Aller au contenu

Dynamique de sillages de corps libres

La dynamique d’un corps libre de se mouvoir dans un fluide est fortement couplée à celle de son sillage. Ce couplage est étudié expérimentalement, tout d’abord lorsque ce corps est un solide de forme cylindrique allongée et qu’il est lâché dans un fluide au repos ou bien dans le cas d’un nuage de bulles (Toupoint et al., J. Fluid Mech. 2019). Durant la chute libre dans un fluide au repos non confiné, l’anisotropie joue un rôle particulier dans les lâchers tourbillonnaires et la réponse dynamique du corps. Pour des nombres d’Archimède compris entre 200 et 1200 et des rapports d’allongement (longueur sur diamètre) compris entre 2 et 20, divers mouvements ont pu être observés : de type stationnaire, que ce soit rectiligne ou périodique avec de grandes amplitudes (de type fluttering), mais aussi correspondant à des mouvements oscillants irréguliers de faible amplitude qui apparaissent dans des conditions intermédiaires. Les modes de lâchers tourbillonnaires associés à ces différents mouvements sont fortement contrastés. Les lois d’échelle qui régissent la cinématique du fluttering ont pu être déterminées. Elles font notamment apparaître une échelle de longueur caractéristique non triviale.

La réponse cinématique de ce cylindre à un forçage externe exercé lorsqu’il tombe dans l’agitation aléatoire induite par un nuage homogène de bulles a également été explorée. Pour cela, le cylindre a été confiné dans une cellule plane d’épaisseur légèrement supérieure à son diamètre, contenant un fluide au repos à la base duquel est injecté le nuage de bulles. La cinématique du cylindre dépend fortement de son rapport d’allongement, du nombre d’Archimède et du rapport de densité cylindre/fluide. Dans le nuage de bulles, la vitesse de chute est amplifiée par rapport à celle observée en l’absence de bulles. Ce comportement est lié à la génération de phases du mouvement où l’orientation du cylindre est proche de la direction verticale. Lorsque le cylindre passe dans le voisinage proche des bulles, il est en effet bien souvent réorienté par cette interaction. La trajectoire du cylindre dans le nuage présente alors une succession aléatoire de phases distinctes dont les propriétés statistiques ont pu être déterminées. Parmi elles, on peut noter les phases où (i) le cylindre adopte un mouvement proche de sa dynamique propre en fluide confiné au repos, ce qui arrive lorsqu’il est suffisamment loin des bulles, (ii) d’interactions avec le champ proche des bulles qui le réorientent selon la direction verticale, (iii) des phases transitoires pour retrouver une orientation plus naturelle. Les cylindres de masse volumique proche du fluide qui ont une trajectoire rectiligne uniforme en fluide au repos sont déstabilisés dans le nuage de bulles et présentent une énergie d’agitation semblable à celle du fluide. La masse volumique augmentant, l’agitation induite par les bulles imprime de moins en moins sa marque sur les fluctuations de vitesse du cylindre qui s’apparentent de plus en plus aux oscillations propres des corps en fluide au repos.

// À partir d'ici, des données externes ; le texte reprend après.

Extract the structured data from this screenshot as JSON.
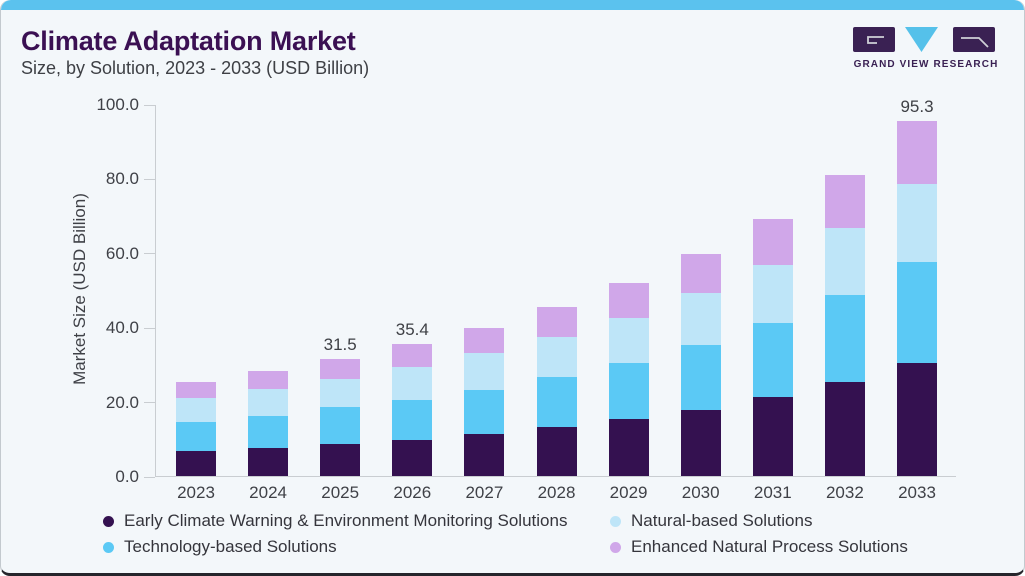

Dans le cas où le corps libre est une bulle, le couplage à la déformation de l’interface entre en jeu. La cinématique de bulles inertielles évoluant dans un liquide au repos fortement confiné constitue l’autre volet des études menées. Après avoir caractérisé le mouvement et la déformation de bulles isolées dans une large gamme de tailles de bulles (Filella et al., J. Fluid Mech. 2015), nous avons également exploré les mécanismes à l’œuvre durant l’interaction de deux bulles libres de se mouvoir lorsque leurs sillages sont instables. Cette liberté de mouvement demande de revisiter les modes d’interaction dans la mesure où, dans le sillage, les bulles interagissent avec un champ de vorticité qui est mobile et évolue en intensité. Des collaborations ont également été développées avec des collègues de la fédération de recherche FERMAT (LGC et LISBP) et de l’Université de Aachen (Allemagne) pour analyser l’intensification du transfert de masse réactif autour de ces bulles confinées (post-doctorat de F. Felis) ; avec l’Université de Buenos Aires (Argentine) pour examiner l’effet sur le mouvement de ces bulles d’un forçage passif par confinement supplémentaire dans le plan de la cellule mince (collaboration dans le cadre de la thèse de L. Pavlov, prévue en 2021) ; avec l’Université de Jaen (Espagne) pour examiner la coalescence dans un nuage de bulles confinées (collaboration dans le cadre de la thèse de J. Ruiz-Rus prévue en 2019) ; avec l’Université d’Hokkaido (Japon) pour la déstabilisation d’une ligne de bulles en ascension (séjours de collègues et étudiants à l’IMFT).